Timing of proto-oncogene replication: a possible determinant of early S phase sensitivity of C3H 10T1/2 cells to transformation by chemical carcinogens.

作者信息

Doggett N A, Cordeiro-Stone M, Chae C B, Kaufman D G

机构信息

Department of Pathology, Lineberger Cancer Research Center, Chapel Hill, North Carolina 27599.

出版信息

Mol Carcinog. 1988;1(1):41-9. doi: 10.1002/mc.2940010110.

Abstract

The temporal order of replication of several genes was studied in 10T1/2 cells synchronized by release from confluence-induced arrest of proliferation followed by treatment with 2 micrograms/mL aphidicolin for 24 h. DNA subjected to bromodeoxyuridine substitution for 1- or 2-h intervals spanning the S phase was separated from the remaining DNA in cesium chloride gradients, filtered onto nitrocellulose in a slot-blot apparatus, and hybridized with various 32P-labeled probes.
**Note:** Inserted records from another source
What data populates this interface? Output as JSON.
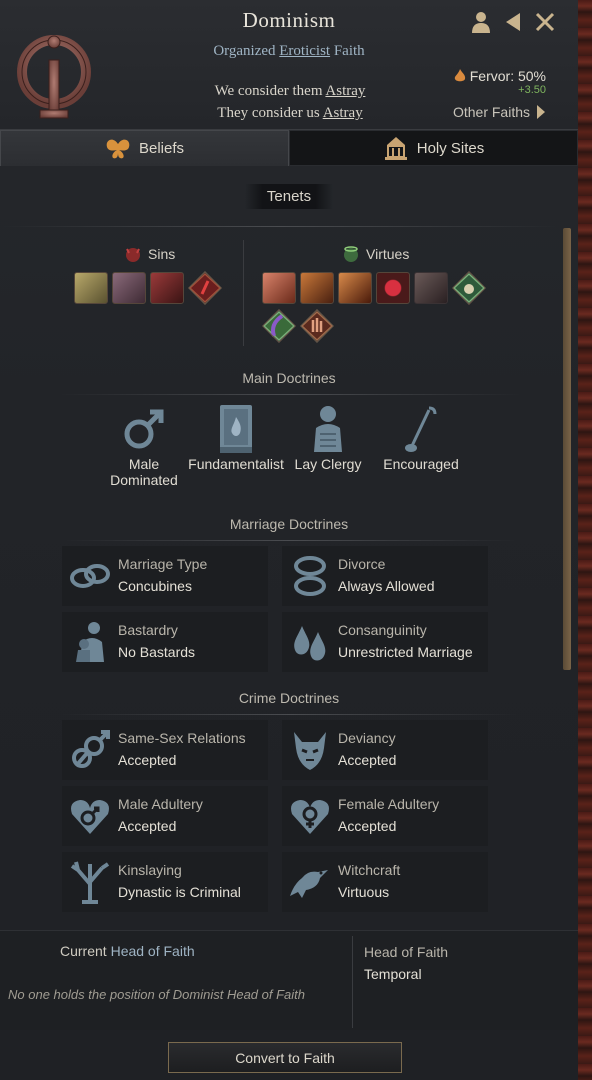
{
  "header": {
    "title": "Dominism",
    "subtitle_prefix": "Organized ",
    "subtitle_link": "Eroticist",
    "subtitle_suffix": " Faith",
    "we_consider_prefix": "We consider them ",
    "we_consider_value": "Astray",
    "they_consider_prefix": "They consider us ",
    "they_consider_value": "Astray",
    "fervor_label": "Fervor: 50%",
    "fervor_delta": "+3.50",
    "other_faiths_label": "Other Faiths",
    "icons": [
      "character-icon",
      "back-arrow-icon",
      "close-icon"
    ]
  },
  "tabs": [
    {
      "label": "Beliefs",
      "icon": "butterfly-icon",
      "active": true
    },
    {
      "label": "Holy Sites",
      "icon": "temple-icon",
      "active": false
    }
  ],
  "tenets": {
    "title": "Tenets",
    "sins_label": "Sins",
    "virtues_label": "Virtues",
    "sins": [
      "sin-trait-1",
      "sin-trait-2",
      "sin-trait-3",
      "sin-trait-4"
    ],
    "virtues": [
      "virtue-trait-1",
      "virtue-trait-2",
      "virtue-trait-3",
      "virtue-trait-4",
      "virtue-trait-5",
      "virtue-trait-6",
      "virtue-trait-7",
      "virtue-trait-8"
    ]
  },
  "main_doctrines": {
    "title": "Main Doctrines",
    "items": [
      {
        "label_line1": "Male",
        "label_line2": "Dominated",
        "icon": "male-symbol-icon"
      },
      {
        "label_line1": "Fundamentalist",
        "label_line2": "",
        "icon": "holy-book-icon"
      },
      {
        "label_line1": "Lay Clergy",
        "label_line2": "",
        "icon": "clergy-icon"
      },
      {
        "label_line1": "Encouraged",
        "label_line2": "",
        "icon": "pilgrim-staff-icon"
      }
    ]
  },
  "marriage_doctrines": {
    "title": "Marriage Doctrines",
    "items": [
      {
        "key": "Marriage Type",
        "value": "Concubines",
        "icon": "rings-icon"
      },
      {
        "key": "Divorce",
        "value": "Always Allowed",
        "icon": "broken-ring-icon"
      },
      {
        "key": "Bastardry",
        "value": "No Bastards",
        "icon": "child-icon"
      },
      {
        "key": "Consanguinity",
        "value": "Unrestricted Marriage",
        "icon": "blood-drops-icon"
      }
    ]
  },
  "crime_doctrines": {
    "title": "Crime Doctrines",
    "items": [
      {
        "key": "Same-Sex Relations",
        "value": "Accepted",
        "icon": "male-male-icon"
      },
      {
        "key": "Deviancy",
        "value": "Accepted",
        "icon": "demon-mask-icon"
      },
      {
        "key": "Male Adultery",
        "value": "Accepted",
        "icon": "male-heart-icon"
      },
      {
        "key": "Female Adultery",
        "value": "Accepted",
        "icon": "female-heart-icon"
      },
      {
        "key": "Kinslaying",
        "value": "Dynastic is Criminal",
        "icon": "family-tree-icon"
      },
      {
        "key": "Witchcraft",
        "value": "Virtuous",
        "icon": "raven-icon"
      }
    ]
  },
  "head_of_faith": {
    "title_prefix": "Current ",
    "title_highlight": "Head of Faith",
    "empty_text": "No one holds the position of Dominist Head of Faith",
    "type_label": "Head of Faith",
    "type_value": "Temporal"
  },
  "convert_button": "Convert to Faith",
  "colors": {
    "accent_blue": "#9fb4c4",
    "fervor_green": "#7fb55e",
    "icon_slate": "#6f8797",
    "button_border": "#7a6a4e"
  }
}
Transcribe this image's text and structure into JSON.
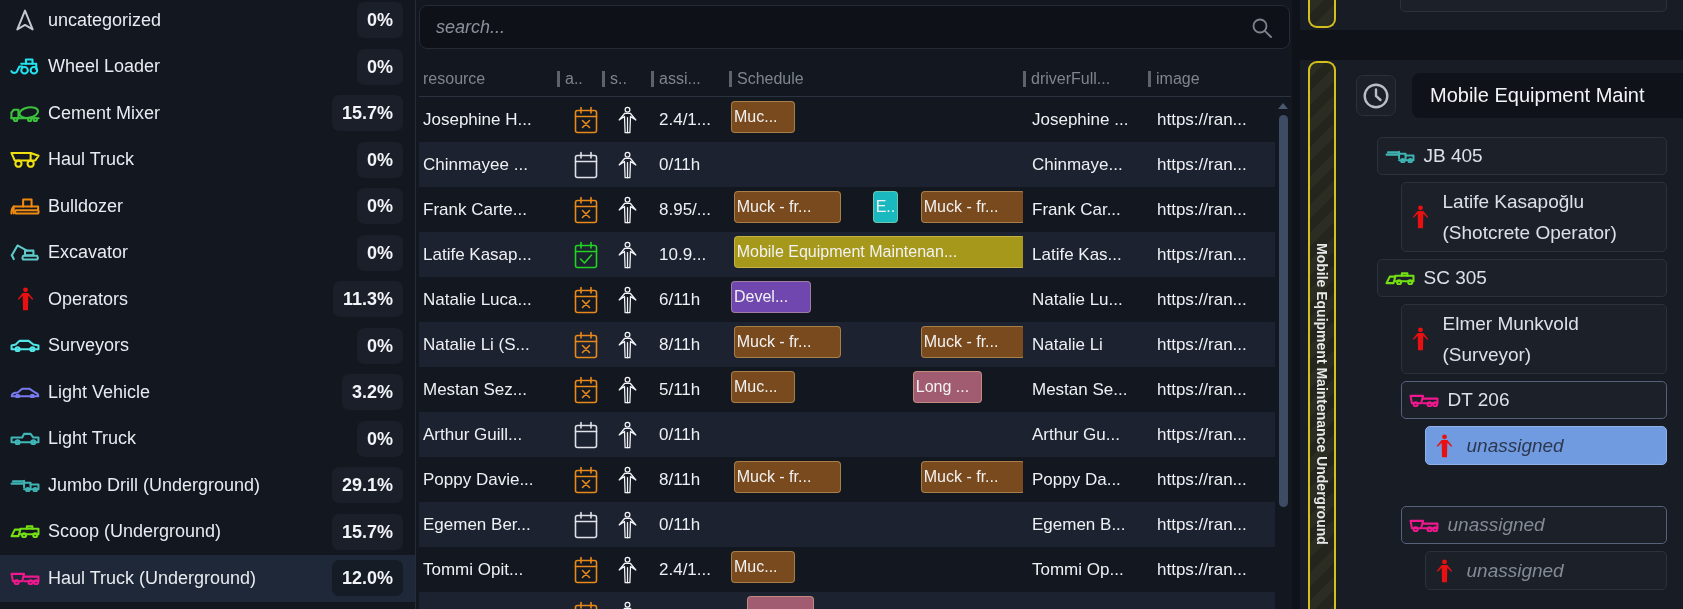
{
  "categories": [
    {
      "kind": "arrow",
      "label": "uncategorized",
      "color": "#c4c8cf",
      "percent": "0%",
      "selected": false
    },
    {
      "kind": "loader",
      "label": "Wheel Loader",
      "color": "#22e4ee",
      "percent": "0%",
      "selected": false
    },
    {
      "kind": "mixer",
      "label": "Cement Mixer",
      "color": "#3cc23c",
      "percent": "15.7%",
      "selected": false
    },
    {
      "kind": "truck",
      "label": "Haul Truck",
      "color": "#f0e010",
      "percent": "0%",
      "selected": false
    },
    {
      "kind": "dozer",
      "label": "Bulldozer",
      "color": "#f0890f",
      "percent": "0%",
      "selected": false
    },
    {
      "kind": "excavator",
      "label": "Excavator",
      "color": "#5ecaca",
      "percent": "0%",
      "selected": false
    },
    {
      "kind": "operator",
      "label": "Operators",
      "color": "#e81010",
      "percent": "11.3%",
      "selected": false
    },
    {
      "kind": "car",
      "label": "Surveyors",
      "color": "#52e6e6",
      "percent": "0%",
      "selected": false
    },
    {
      "kind": "sedan",
      "label": "Light Vehicle",
      "color": "#7a7af0",
      "percent": "3.2%",
      "selected": false
    },
    {
      "kind": "pickup",
      "label": "Light Truck",
      "color": "#40b8b8",
      "percent": "0%",
      "selected": false
    },
    {
      "kind": "drill",
      "label": "Jumbo Drill (Underground)",
      "color": "#3fb2b2",
      "percent": "29.1%",
      "selected": false
    },
    {
      "kind": "scoop",
      "label": "Scoop (Underground)",
      "color": "#74e014",
      "percent": "15.7%",
      "selected": false
    },
    {
      "kind": "dumper",
      "label": "Haul Truck (Underground)",
      "color": "#f0188e",
      "percent": "12.0%",
      "selected": true
    }
  ],
  "search": {
    "placeholder": "search..."
  },
  "table": {
    "columns": [
      "resource",
      "a..",
      "s..",
      "assi...",
      "Schedule",
      "driverFull...",
      "image"
    ],
    "rows": [
      {
        "kind": "crossed",
        "resource": "Josephine H...",
        "assigned_hours": "2.4/1...",
        "schedule": [
          {
            "label": "Muc...",
            "color": "#7a4a1f"
          }
        ],
        "driver": "Josephine ...",
        "image": "https://ran..."
      },
      {
        "kind": "empty",
        "resource": "Chinmayee ...",
        "assigned_hours": "0/11h",
        "driver": "Chinmaye...",
        "image": "https://ran..."
      },
      {
        "kind": "crossed",
        "resource": "Frank Carte...",
        "assigned_hours": "8.95/...",
        "schedule": [
          {
            "label": "Muck - fr...",
            "color": "#7a4a1f"
          },
          {
            "label": "E..",
            "color": "#19b9bf"
          },
          {
            "label": "Muck - fr...",
            "color": "#7a4a1f"
          }
        ],
        "driver": "Frank Car...",
        "image": "https://ran..."
      },
      {
        "kind": "checked",
        "resource": "Latife Kasap...",
        "assigned_hours": "10.9...",
        "schedule": [
          {
            "label": "Mobile Equipment Maintenan...",
            "color": "#a6981a"
          }
        ],
        "driver": "Latife Kas...",
        "image": "https://ran..."
      },
      {
        "kind": "crossed",
        "resource": "Natalie Luca...",
        "assigned_hours": "6/11h",
        "schedule": [
          {
            "label": "Devel...",
            "color": "#6f47ae"
          }
        ],
        "driver": "Natalie Lu...",
        "image": "https://ran..."
      },
      {
        "kind": "crossed",
        "resource": "Natalie Li (S...",
        "assigned_hours": "8/11h",
        "schedule": [
          {
            "label": "Muck - fr...",
            "color": "#7a4a1f"
          },
          {
            "label": "Muck - fr...",
            "color": "#7a4a1f"
          }
        ],
        "driver": "Natalie Li",
        "image": "https://ran..."
      },
      {
        "kind": "crossed",
        "resource": "Mestan Sez...",
        "assigned_hours": "5/11h",
        "schedule": [
          {
            "label": "Muc...",
            "color": "#7a4a1f"
          },
          {
            "label": "Long ...",
            "color": "#a15c72"
          }
        ],
        "driver": "Mestan Se...",
        "image": "https://ran..."
      },
      {
        "kind": "empty",
        "resource": "Arthur Guill...",
        "assigned_hours": "0/11h",
        "driver": "Arthur Gu...",
        "image": "https://ran..."
      },
      {
        "kind": "crossed",
        "resource": "Poppy Davie...",
        "assigned_hours": "8/11h",
        "schedule": [
          {
            "label": "Muck - fr...",
            "color": "#7a4a1f"
          },
          {
            "label": "Muck - fr...",
            "color": "#7a4a1f"
          }
        ],
        "driver": "Poppy Da...",
        "image": "https://ran..."
      },
      {
        "kind": "empty",
        "resource": "Egemen Ber...",
        "assigned_hours": "0/11h",
        "driver": "Egemen B...",
        "image": "https://ran..."
      },
      {
        "kind": "crossed",
        "resource": "Tommi Opit...",
        "assigned_hours": "2.4/1...",
        "schedule": [
          {
            "label": "Muc...",
            "color": "#7a4a1f"
          }
        ],
        "driver": "Tommi Op...",
        "image": "https://ran..."
      },
      {
        "kind": "crossed",
        "schedule": [
          {
            "color": "#a15c72"
          }
        ]
      }
    ]
  },
  "schedule_group": {
    "band_label": "Mobile Equipment Maintenance Underground",
    "title": "Mobile Equipment Maint",
    "nodes": [
      {
        "kind": "drill",
        "label": "JB 405",
        "color": "#3fb2b2",
        "assigned": true,
        "selected": false,
        "children": [
          {
            "kind": "operator",
            "label": "Latife Kasapoğlu (Shotcrete Operator)",
            "color": "#e81010",
            "assigned": true,
            "selected": false
          }
        ]
      },
      {
        "kind": "scoop",
        "label": "SC 305",
        "color": "#74e014",
        "assigned": true,
        "selected": false,
        "children": [
          {
            "kind": "operator",
            "label": "Elmer Munkvold (Surveyor)",
            "color": "#e81010",
            "assigned": true,
            "selected": false
          },
          {
            "kind": "dumper",
            "label": "DT 206",
            "color": "#f0188e",
            "assigned": true,
            "selected": false,
            "children": [
              {
                "kind": "operator",
                "label": "unassigned",
                "color": "#e81010",
                "assigned": false,
                "selected": true
              }
            ]
          },
          {
            "kind": "dumper",
            "label": "unassigned",
            "color": "#f0188e",
            "assigned": false,
            "selected": false,
            "children": [
              {
                "kind": "operator",
                "label": "unassigned",
                "color": "#e81010",
                "assigned": false,
                "selected": false
              }
            ]
          }
        ]
      }
    ]
  }
}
Ha-ras was among the first genes replicated at the onset of the S phase. The myc proto-oncogene replicated later but within the first hour of the S phase. The replication of Ki-ras, raf, and mos was detected between hour 1 and 2 of the S phase. The dihydrofolate reductase gene replicated early (0-2 h) and the myb proto-oncogene replicated in mid-S phase (2-4 h). An immunoglobulin VH sequence and the beta-globin gene replicated late in 10T1/2 cells, 4-6 h after removal of aphidicolin. Replicating DNA is preferentially adducted by chemical carcinogens, and replication of damaged proto-oncogenes before they are repaired may activate their transforming potential. Therefore, the observed replication of proto-oncogenes during the early S phase may underlie the enhanced sensitivity of 10T1/2 cells to chemically induced transformation at this point in the cell cycle.

摘要

在通过解除汇合诱导的增殖停滞同步化,然后用2微克/毫升阿非迪霉素处理24小时的10T1/2细胞中,研究了几个基因的复制时间顺序。在跨越S期的1或2小时间隔内用溴脱氧尿苷替代的DNA,在氯化铯梯度中与其余DNA分离,在狭缝印迹装置中过滤到硝酸纤维素上,并与各种32P标记的探针杂交。Ha-ras是在S期开始时最早复制的基因之一。myc原癌基因稍后复制,但在S期的第一小时内。Ki-ras、raf和mos的复制在S期的第1小时到第2小时之间检测到。二氢叶酸还原酶基因早期(0 - 2小时)复制,myb原癌基因在S期中期(2 - 4小时)复制。免疫球蛋白VH序列和β-珠蛋白基因在10T1/2细胞中晚期复制,即在去除阿非迪霉素后4 - 6小时。复制中的DNA优先被化学致癌物加合,受损原癌基因在修复之前的复制可能会激活它们的转化潜能。因此,在S期早期观察到的原癌基因复制可能是10T1/2细胞在细胞周期的这个阶段对化学诱导转化敏感性增强的基础。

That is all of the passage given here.